Не знаю, почему, но при виде этих белых, безупречных роз мне хотелось плакать. Анна Николаевна выглядела такой благополучной, что не вызывала у меня сожалений; разве что о себе самом я сильно сожалел, о том, что лишаюсь теперь столь приятного дружественного общества. Но эти розы… Вся скорбь мира, казалось, воплотилась в них и обрела свою идеальную, кристаллическую форму.
Я коснулся губами холодных рук покойницы и отошел. Другие люди, пришедшие с нею проститься, уже теснили меня, так что времени у меня было немного.
Плавным движением перемещающегося по церкви народа меня отнесло ближе к выходу, где я и встал, если можно так выразиться, на якорь. Я занял место возле колонны, поддерживающей вход, и при необходимости хватался за нее, чтобы меня вовсе не выдавили на двор.
— Трофим Васильевич! — услыхал я и, повернувшись, увидел Тамару Игоревну Вязигину.
Я слегка поклонился ей. Она сурово окидывала волнующееся людское море таким взглядом, словно соображала — как ей получше успокоить и рассадить по местам всех этих взбудораженных гимназистов.
— Что же это отец Алексий запаздывает! — проговорила она с досадой. — Эдак тут истерики начнутся, а пожалуй и затопчут кого-нибудь.
— Отпевание никогда вовремя не начинается, — сказал я зачем-то. — Так ведь и торопиться некуда: последнее пристанище. В рай не опаздывают.

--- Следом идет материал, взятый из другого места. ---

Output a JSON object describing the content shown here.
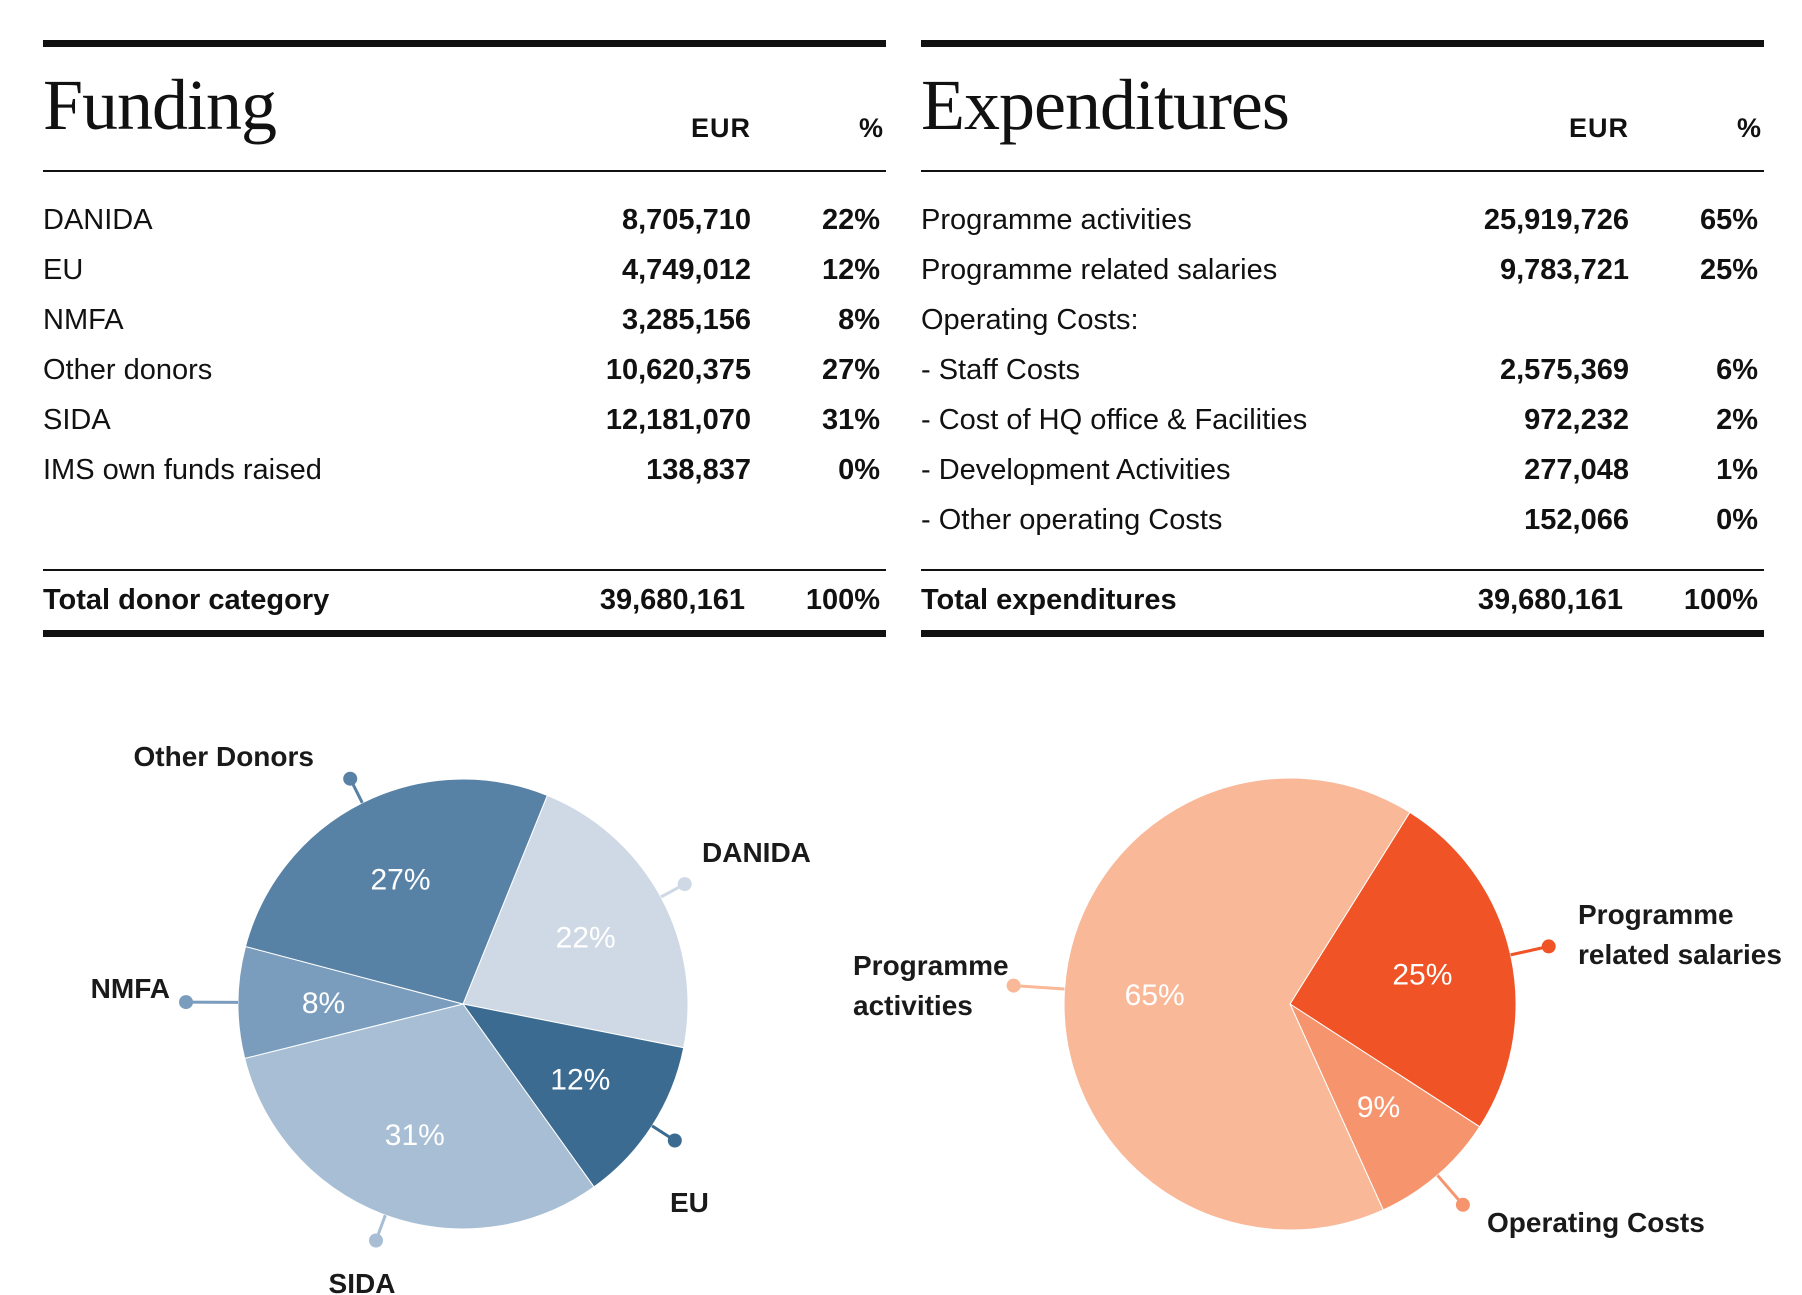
{
  "funding": {
    "title": "Funding",
    "col_eur": "EUR",
    "col_pct": "%",
    "rows": [
      {
        "label": "DANIDA",
        "eur": "8,705,710",
        "pct": "22%"
      },
      {
        "label": "EU",
        "eur": "4,749,012",
        "pct": "12%"
      },
      {
        "label": "NMFA",
        "eur": "3,285,156",
        "pct": "8%"
      },
      {
        "label": "Other donors",
        "eur": "10,620,375",
        "pct": "27%"
      },
      {
        "label": "SIDA",
        "eur": "12,181,070",
        "pct": "31%"
      },
      {
        "label": "IMS own funds raised",
        "eur": "138,837",
        "pct": "0%"
      }
    ],
    "total": {
      "label": "Total donor category",
      "eur": "39,680,161",
      "pct": "100%"
    }
  },
  "expenditures": {
    "title": "Expenditures",
    "col_eur": "EUR",
    "col_pct": "%",
    "rows": [
      {
        "label": "Programme activities",
        "eur": "25,919,726",
        "pct": "65%"
      },
      {
        "label": "Programme related salaries",
        "eur": "9,783,721",
        "pct": "25%"
      },
      {
        "label": "Operating Costs:",
        "eur": "",
        "pct": ""
      },
      {
        "label": "- Staff Costs",
        "eur": "2,575,369",
        "pct": "6%"
      },
      {
        "label": "- Cost of HQ office & Facilities",
        "eur": "972,232",
        "pct": "2%"
      },
      {
        "label": "- Development Activities",
        "eur": "277,048",
        "pct": "1%"
      },
      {
        "label": "- Other operating Costs",
        "eur": "152,066",
        "pct": "0%"
      }
    ],
    "total": {
      "label": "Total expenditures",
      "eur": "39,680,161",
      "pct": "100%"
    }
  },
  "chart_data": [
    {
      "type": "pie",
      "title": "Funding",
      "start_angle_deg": 22,
      "slices": [
        {
          "name": "DANIDA",
          "label": "DANIDA",
          "value": 22,
          "pct_text": "22%",
          "color": "#cfd9e5"
        },
        {
          "name": "EU",
          "label": "EU",
          "value": 12,
          "pct_text": "12%",
          "color": "#3b6b90"
        },
        {
          "name": "SIDA",
          "label": "SIDA",
          "value": 31,
          "pct_text": "31%",
          "color": "#a7bed4"
        },
        {
          "name": "NMFA",
          "label": "NMFA",
          "value": 8,
          "pct_text": "8%",
          "color": "#7b9dbd"
        },
        {
          "name": "Other Donors",
          "label": "Other Donors",
          "value": 27,
          "pct_text": "27%",
          "color": "#5881a6"
        }
      ]
    },
    {
      "type": "pie",
      "title": "Expenditures",
      "start_angle_deg": 32,
      "slices": [
        {
          "name": "Programme related salaries",
          "label": [
            "Programme",
            "related salaries"
          ],
          "value": 25,
          "pct_text": "25%",
          "color": "#ef5326"
        },
        {
          "name": "Operating Costs",
          "label": [
            "Operating Costs"
          ],
          "value": 9,
          "pct_text": "9%",
          "color": "#f6956d"
        },
        {
          "name": "Programme activities",
          "label": [
            "Programme",
            "activities"
          ],
          "value": 65,
          "pct_text": "65%",
          "color": "#f9b898"
        }
      ]
    }
  ]
}
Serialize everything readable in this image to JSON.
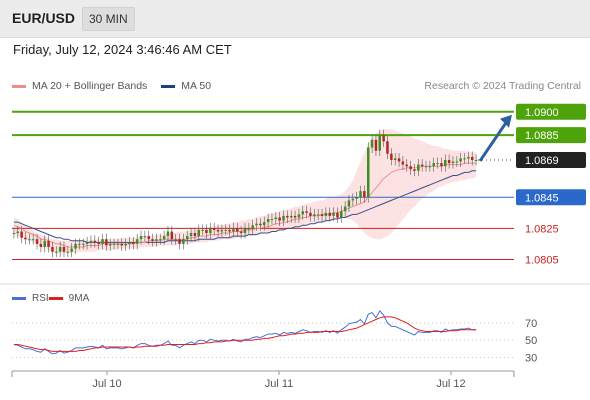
{
  "header": {
    "pair": "EUR/USD",
    "timeframe": "30 MIN",
    "datetime": "Friday, July 12, 2024 3:46:46 AM CET"
  },
  "legend": {
    "items": [
      {
        "label": "MA 20 + Bollinger Bands",
        "color": "#f08c8c"
      },
      {
        "label": "MA 50",
        "color": "#1f3f78"
      }
    ],
    "source": "Research © 2024 Trading Central"
  },
  "chart_data": [
    {
      "type": "line",
      "subtype": "candlestick",
      "ylim": [
        1.0795,
        1.0905
      ],
      "x_ticks": [
        "Jul 10",
        "Jul 11",
        "Jul 12"
      ],
      "resistance": [
        {
          "label": "1.0900",
          "value": 1.09,
          "color": "#4ea30a"
        },
        {
          "label": "1.0885",
          "value": 1.0885,
          "color": "#4ea30a"
        }
      ],
      "current": {
        "label": "1.0869",
        "value": 1.0869
      },
      "pivot": {
        "label": "1.0845",
        "value": 1.0845,
        "color": "#2a68c9"
      },
      "support": [
        {
          "label": "1.0825",
          "value": 1.0825,
          "color": "#cc2222"
        },
        {
          "label": "1.0805",
          "value": 1.0805,
          "color": "#cc2222"
        }
      ],
      "close": [
        1.0822,
        1.0823,
        1.0819,
        1.0818,
        1.0818,
        1.0818,
        1.0815,
        1.0813,
        1.0817,
        1.0813,
        1.081,
        1.081,
        1.0813,
        1.081,
        1.081,
        1.0812,
        1.0815,
        1.0815,
        1.0815,
        1.0816,
        1.0817,
        1.0816,
        1.0815,
        1.0818,
        1.0814,
        1.0815,
        1.0815,
        1.0815,
        1.0814,
        1.0815,
        1.0816,
        1.0815,
        1.0818,
        1.082,
        1.082,
        1.0818,
        1.0817,
        1.0818,
        1.0818,
        1.082,
        1.0823,
        1.0818,
        1.0818,
        1.0815,
        1.0818,
        1.082,
        1.0822,
        1.082,
        1.0824,
        1.0824,
        1.0822,
        1.0825,
        1.0824,
        1.0823,
        1.0824,
        1.0824,
        1.0823,
        1.0825,
        1.0823,
        1.0822,
        1.0825,
        1.0825,
        1.0827,
        1.0828,
        1.0827,
        1.0829,
        1.0831,
        1.0831,
        1.0832,
        1.083,
        1.0833,
        1.0832,
        1.0833,
        1.0832,
        1.0834,
        1.0836,
        1.0835,
        1.0833,
        1.0834,
        1.0834,
        1.0833,
        1.0835,
        1.0833,
        1.0835,
        1.0832,
        1.0836,
        1.0839,
        1.0843,
        1.0844,
        1.0845,
        1.0849,
        1.0845,
        1.0877,
        1.0882,
        1.0875,
        1.0885,
        1.0881,
        1.0873,
        1.0869,
        1.087,
        1.0868,
        1.0866,
        1.0865,
        1.0863,
        1.0862,
        1.0866,
        1.0865,
        1.0865,
        1.0865,
        1.0867,
        1.0867,
        1.0865,
        1.0869,
        1.0867,
        1.0868,
        1.0868,
        1.087,
        1.087,
        1.0871,
        1.0869,
        1.0869
      ],
      "ma20": [
        1.0827,
        1.0826,
        1.0825,
        1.0823,
        1.0822,
        1.0821,
        1.082,
        1.0818,
        1.0818,
        1.0817,
        1.0816,
        1.0815,
        1.0815,
        1.0814,
        1.0813,
        1.0813,
        1.0813,
        1.0813,
        1.0813,
        1.0814,
        1.0814,
        1.0814,
        1.0814,
        1.0815,
        1.0815,
        1.0815,
        1.0815,
        1.0815,
        1.0815,
        1.0815,
        1.0815,
        1.0815,
        1.0816,
        1.0816,
        1.0816,
        1.0817,
        1.0817,
        1.0817,
        1.0817,
        1.0818,
        1.0818,
        1.0818,
        1.0818,
        1.0818,
        1.0818,
        1.0818,
        1.0819,
        1.0819,
        1.082,
        1.082,
        1.082,
        1.0821,
        1.0821,
        1.0821,
        1.0822,
        1.0822,
        1.0822,
        1.0823,
        1.0823,
        1.0823,
        1.0824,
        1.0824,
        1.0824,
        1.0825,
        1.0825,
        1.0826,
        1.0826,
        1.0827,
        1.0828,
        1.0828,
        1.0829,
        1.0829,
        1.083,
        1.0831,
        1.0831,
        1.0832,
        1.0832,
        1.0833,
        1.0833,
        1.0833,
        1.0834,
        1.0834,
        1.0834,
        1.0835,
        1.0835,
        1.0836,
        1.0837,
        1.0838,
        1.0839,
        1.084,
        1.0841,
        1.0842,
        1.0845,
        1.0848,
        1.0851,
        1.0854,
        1.0857,
        1.0859,
        1.0861,
        1.0862,
        1.0863,
        1.0863,
        1.0864,
        1.0864,
        1.0864,
        1.0864,
        1.0865,
        1.0865,
        1.0865,
        1.0865,
        1.0865,
        1.0865,
        1.0866,
        1.0866,
        1.0866,
        1.0866,
        1.0866,
        1.0867,
        1.0867,
        1.0867,
        1.0867
      ],
      "ma50": [
        1.0829,
        1.0829,
        1.0828,
        1.0827,
        1.0826,
        1.0825,
        1.0824,
        1.0823,
        1.0822,
        1.0821,
        1.082,
        1.0819,
        1.0819,
        1.0818,
        1.0818,
        1.0817,
        1.0817,
        1.0817,
        1.0817,
        1.0816,
        1.0816,
        1.0816,
        1.0816,
        1.0816,
        1.0816,
        1.0816,
        1.0816,
        1.0816,
        1.0816,
        1.0816,
        1.0816,
        1.0816,
        1.0816,
        1.0816,
        1.0816,
        1.0816,
        1.0816,
        1.0816,
        1.0816,
        1.0816,
        1.0817,
        1.0817,
        1.0817,
        1.0817,
        1.0817,
        1.0817,
        1.0817,
        1.0817,
        1.0818,
        1.0818,
        1.0818,
        1.0818,
        1.0818,
        1.0819,
        1.0819,
        1.0819,
        1.0819,
        1.082,
        1.082,
        1.082,
        1.082,
        1.0821,
        1.0821,
        1.0821,
        1.0822,
        1.0822,
        1.0822,
        1.0823,
        1.0823,
        1.0824,
        1.0824,
        1.0825,
        1.0825,
        1.0826,
        1.0826,
        1.0827,
        1.0827,
        1.0828,
        1.0828,
        1.0829,
        1.0829,
        1.083,
        1.083,
        1.0831,
        1.0831,
        1.0832,
        1.0832,
        1.0833,
        1.0834,
        1.0834,
        1.0835,
        1.0836,
        1.0837,
        1.0838,
        1.0839,
        1.084,
        1.0841,
        1.0842,
        1.0843,
        1.0844,
        1.0845,
        1.0846,
        1.0847,
        1.0848,
        1.0849,
        1.085,
        1.0851,
        1.0852,
        1.0853,
        1.0854,
        1.0855,
        1.0856,
        1.0857,
        1.0858,
        1.0859,
        1.0859,
        1.086,
        1.0861,
        1.0861,
        1.0862,
        1.0862
      ],
      "bb_upper": [
        1.0832,
        1.0831,
        1.0829,
        1.0827,
        1.0825,
        1.0824,
        1.0822,
        1.0821,
        1.082,
        1.0819,
        1.0818,
        1.0818,
        1.0817,
        1.0817,
        1.0817,
        1.0817,
        1.0817,
        1.0817,
        1.0817,
        1.0817,
        1.0817,
        1.0818,
        1.0818,
        1.0818,
        1.0818,
        1.0818,
        1.0818,
        1.0818,
        1.0819,
        1.0819,
        1.0819,
        1.0819,
        1.0819,
        1.082,
        1.082,
        1.082,
        1.082,
        1.0821,
        1.0821,
        1.0821,
        1.0822,
        1.0822,
        1.0822,
        1.0823,
        1.0823,
        1.0823,
        1.0824,
        1.0824,
        1.0825,
        1.0825,
        1.0825,
        1.0826,
        1.0826,
        1.0827,
        1.0827,
        1.0828,
        1.0828,
        1.0829,
        1.0829,
        1.083,
        1.083,
        1.0831,
        1.0831,
        1.0832,
        1.0833,
        1.0833,
        1.0834,
        1.0835,
        1.0835,
        1.0836,
        1.0837,
        1.0837,
        1.0838,
        1.0839,
        1.0839,
        1.084,
        1.0841,
        1.0841,
        1.0842,
        1.0843,
        1.0843,
        1.0844,
        1.0845,
        1.0845,
        1.0846,
        1.0847,
        1.0849,
        1.0852,
        1.0856,
        1.0862,
        1.0868,
        1.0874,
        1.0879,
        1.0883,
        1.0886,
        1.0888,
        1.0889,
        1.0889,
        1.0889,
        1.0888,
        1.0887,
        1.0886,
        1.0885,
        1.0884,
        1.0883,
        1.0882,
        1.0881,
        1.088,
        1.0879,
        1.0878,
        1.0878,
        1.0877,
        1.0876,
        1.0876,
        1.0875,
        1.0875,
        1.0875,
        1.0875,
        1.0874,
        1.0874,
        1.0874
      ],
      "bb_lower": [
        1.0821,
        1.082,
        1.0819,
        1.0818,
        1.0817,
        1.0816,
        1.0815,
        1.0813,
        1.0812,
        1.0811,
        1.081,
        1.0809,
        1.0809,
        1.0809,
        1.0809,
        1.0809,
        1.0809,
        1.081,
        1.081,
        1.081,
        1.081,
        1.081,
        1.0811,
        1.0811,
        1.0811,
        1.0811,
        1.0811,
        1.0812,
        1.0812,
        1.0812,
        1.0812,
        1.0812,
        1.0812,
        1.0813,
        1.0813,
        1.0813,
        1.0813,
        1.0813,
        1.0814,
        1.0814,
        1.0814,
        1.0814,
        1.0814,
        1.0815,
        1.0815,
        1.0815,
        1.0815,
        1.0816,
        1.0816,
        1.0816,
        1.0816,
        1.0817,
        1.0817,
        1.0817,
        1.0818,
        1.0818,
        1.0818,
        1.0818,
        1.0819,
        1.0819,
        1.082,
        1.082,
        1.082,
        1.0821,
        1.0821,
        1.0822,
        1.0822,
        1.0823,
        1.0823,
        1.0824,
        1.0824,
        1.0825,
        1.0825,
        1.0826,
        1.0826,
        1.0827,
        1.0827,
        1.0828,
        1.0828,
        1.0829,
        1.0829,
        1.083,
        1.083,
        1.0831,
        1.0831,
        1.0832,
        1.0832,
        1.0831,
        1.083,
        1.0828,
        1.0825,
        1.0822,
        1.082,
        1.0819,
        1.0818,
        1.0818,
        1.0819,
        1.082,
        1.0822,
        1.0825,
        1.0828,
        1.0831,
        1.0834,
        1.0837,
        1.0839,
        1.0842,
        1.0844,
        1.0846,
        1.0848,
        1.0849,
        1.0851,
        1.0852,
        1.0853,
        1.0854,
        1.0855,
        1.0855,
        1.0856,
        1.0856,
        1.0857,
        1.0857,
        1.0858
      ]
    },
    {
      "type": "line",
      "series": [
        {
          "name": "RSI",
          "color": "#4a6fd6",
          "values": [
            45,
            44,
            42,
            40,
            40,
            39,
            37,
            36,
            40,
            37,
            34,
            35,
            38,
            35,
            36,
            38,
            41,
            41,
            41,
            42,
            43,
            42,
            41,
            44,
            40,
            41,
            41,
            41,
            40,
            41,
            42,
            41,
            44,
            46,
            46,
            44,
            43,
            44,
            44,
            46,
            49,
            44,
            44,
            41,
            44,
            46,
            48,
            46,
            50,
            50,
            48,
            51,
            50,
            49,
            50,
            50,
            49,
            51,
            49,
            48,
            51,
            51,
            53,
            54,
            53,
            55,
            57,
            57,
            58,
            56,
            59,
            58,
            59,
            58,
            60,
            62,
            61,
            59,
            60,
            60,
            59,
            61,
            59,
            61,
            58,
            62,
            65,
            69,
            70,
            71,
            74,
            69,
            80,
            82,
            76,
            84,
            79,
            70,
            66,
            66,
            64,
            62,
            60,
            58,
            56,
            60,
            59,
            59,
            59,
            61,
            61,
            59,
            63,
            61,
            62,
            62,
            63,
            63,
            64,
            62,
            62
          ]
        },
        {
          "name": "9MA",
          "color": "#e02020",
          "values": [
            45,
            45,
            44,
            43,
            42,
            41,
            40,
            39,
            39,
            38,
            37,
            37,
            37,
            37,
            37,
            37,
            37,
            38,
            38,
            39,
            40,
            41,
            41,
            42,
            42,
            42,
            42,
            42,
            42,
            42,
            42,
            41,
            42,
            42,
            43,
            43,
            43,
            43,
            44,
            44,
            45,
            45,
            45,
            45,
            45,
            45,
            45,
            45,
            46,
            46,
            47,
            47,
            48,
            48,
            48,
            49,
            49,
            50,
            50,
            50,
            50,
            50,
            50,
            51,
            51,
            52,
            52,
            53,
            54,
            55,
            55,
            56,
            57,
            57,
            58,
            58,
            59,
            59,
            59,
            59,
            60,
            60,
            60,
            60,
            60,
            60,
            61,
            62,
            63,
            64,
            66,
            68,
            70,
            72,
            74,
            76,
            77,
            77,
            77,
            76,
            74,
            72,
            70,
            67,
            64,
            62,
            61,
            60,
            60,
            60,
            60,
            60,
            60,
            61,
            61,
            61,
            62,
            62,
            62,
            62,
            62
          ]
        }
      ],
      "ylim": [
        20,
        85
      ],
      "ticks": [
        "70",
        "50",
        "30"
      ],
      "tick_values": [
        70,
        50,
        30
      ]
    }
  ]
}
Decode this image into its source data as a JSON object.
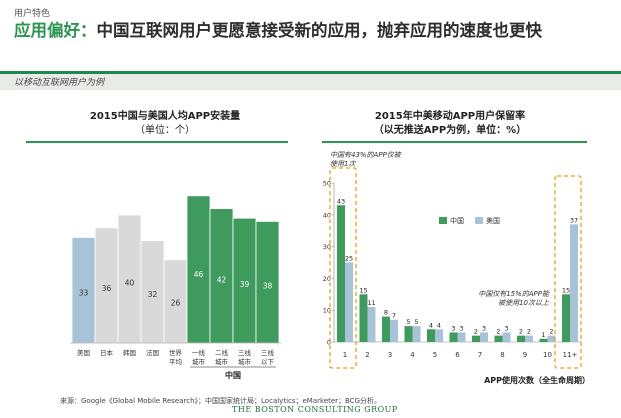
{
  "header": {
    "kicker": "用户特色",
    "title_highlight": "应用偏好：",
    "title_rest": "中国互联网用户更愿意接受新的应用，抛弃应用的速度也更快",
    "subtitle": "以移动互联网用户为例"
  },
  "left_chart_title": "2015中国与美国人均APP安装量",
  "left_chart_unit": "（单位：个）",
  "right_chart_title": "2015年中美移动APP用户保留率",
  "right_chart_unit": "（以无推送APP为例，单位：%）",
  "colors": {
    "green": "#3f9a5e",
    "blue": "#a8c3d8",
    "gray": "#d9d9d9",
    "accent": "#2e9452"
  },
  "chart_data": [
    {
      "type": "bar",
      "title": "2015中国与美国人均APP安装量",
      "subtitle": "（单位：个）",
      "categories": [
        "美国",
        "日本",
        "韩国",
        "法国",
        "世界平均",
        "一线城市",
        "二线城市",
        "三线城市",
        "三线以下"
      ],
      "values": [
        33,
        36,
        40,
        32,
        26,
        46,
        42,
        39,
        38
      ],
      "colors": [
        "blue",
        "gray",
        "gray",
        "gray",
        "gray",
        "green",
        "green",
        "green",
        "green"
      ],
      "group_label": "中国",
      "ylim": [
        0,
        50
      ]
    },
    {
      "type": "bar",
      "title": "2015年中美移动APP用户保留率",
      "subtitle": "（以无推送APP为例，单位：%）",
      "categories": [
        "1",
        "2",
        "3",
        "4",
        "5",
        "6",
        "7",
        "8",
        "9",
        "10",
        "11+"
      ],
      "series": [
        {
          "name": "中国",
          "values": [
            43,
            15,
            8,
            5,
            4,
            3,
            2,
            2,
            2,
            1,
            15
          ]
        },
        {
          "name": "美国",
          "values": [
            25,
            11,
            7,
            5,
            4,
            3,
            3,
            3,
            2,
            2,
            37
          ]
        }
      ],
      "ylim": [
        0,
        50
      ],
      "yticks": [
        0,
        10,
        20,
        30,
        40,
        50
      ],
      "xlabel": "APP使用次数（全生命周期）",
      "legend_position": "center-right",
      "annotations": [
        "中国有43%的APP仅被使用1次",
        "中国仅有15%的APP能被使用10次以上"
      ]
    }
  ],
  "footer": {
    "source": "来源：Google《Global Mobile Research》；中国国家统计局；Localytics；eMarketer；BCG分析。",
    "logo": "THE BOSTON CONSULTING GROUP"
  }
}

Я слышал эту фразу уж не помню от кого, помню только, что счел ее в свое время «старушачьей премудростью». Несколько раз я вворачивал ее в разговорах с пожилыми особами, и неизменно она имела успех.
С Тамарой Игоревной, впрочем, этот фокус не удался. Она лишь досадливо сморщила нос.
— Сразу видать поповича, вы уж простите старуху за откровенность!
— Вы не старуха, Тамара Игоревна, и прекрасно осведомлены об этом, — возразил я. — И незачем постоянно тыкать мне в нос этим «поповичем»! Поповной была моя мать, но сам я, и по отцу, и по нынешнему состоянию, принадлежу к дворянскому сословию…
— О, вот как вы заговорили! — промолвила Тамара Игоревна и поглядела на меня с каким-то новым интересом. — Что ж, похвально. Я все ждала, когда вы взбунтуетесь… — Она придвинулась ко мне ближе и прошептала в самое мое ухо: — А скажите теперь честно, вы действительно считаете, что наша покойница сейчас в преддверии рая?
— Не в моих полномочиях считать подобные вещи, — ответил я. — Могу лишь надеяться. Да разве не в этом и состоит наш долг, чтобы надеяться на это?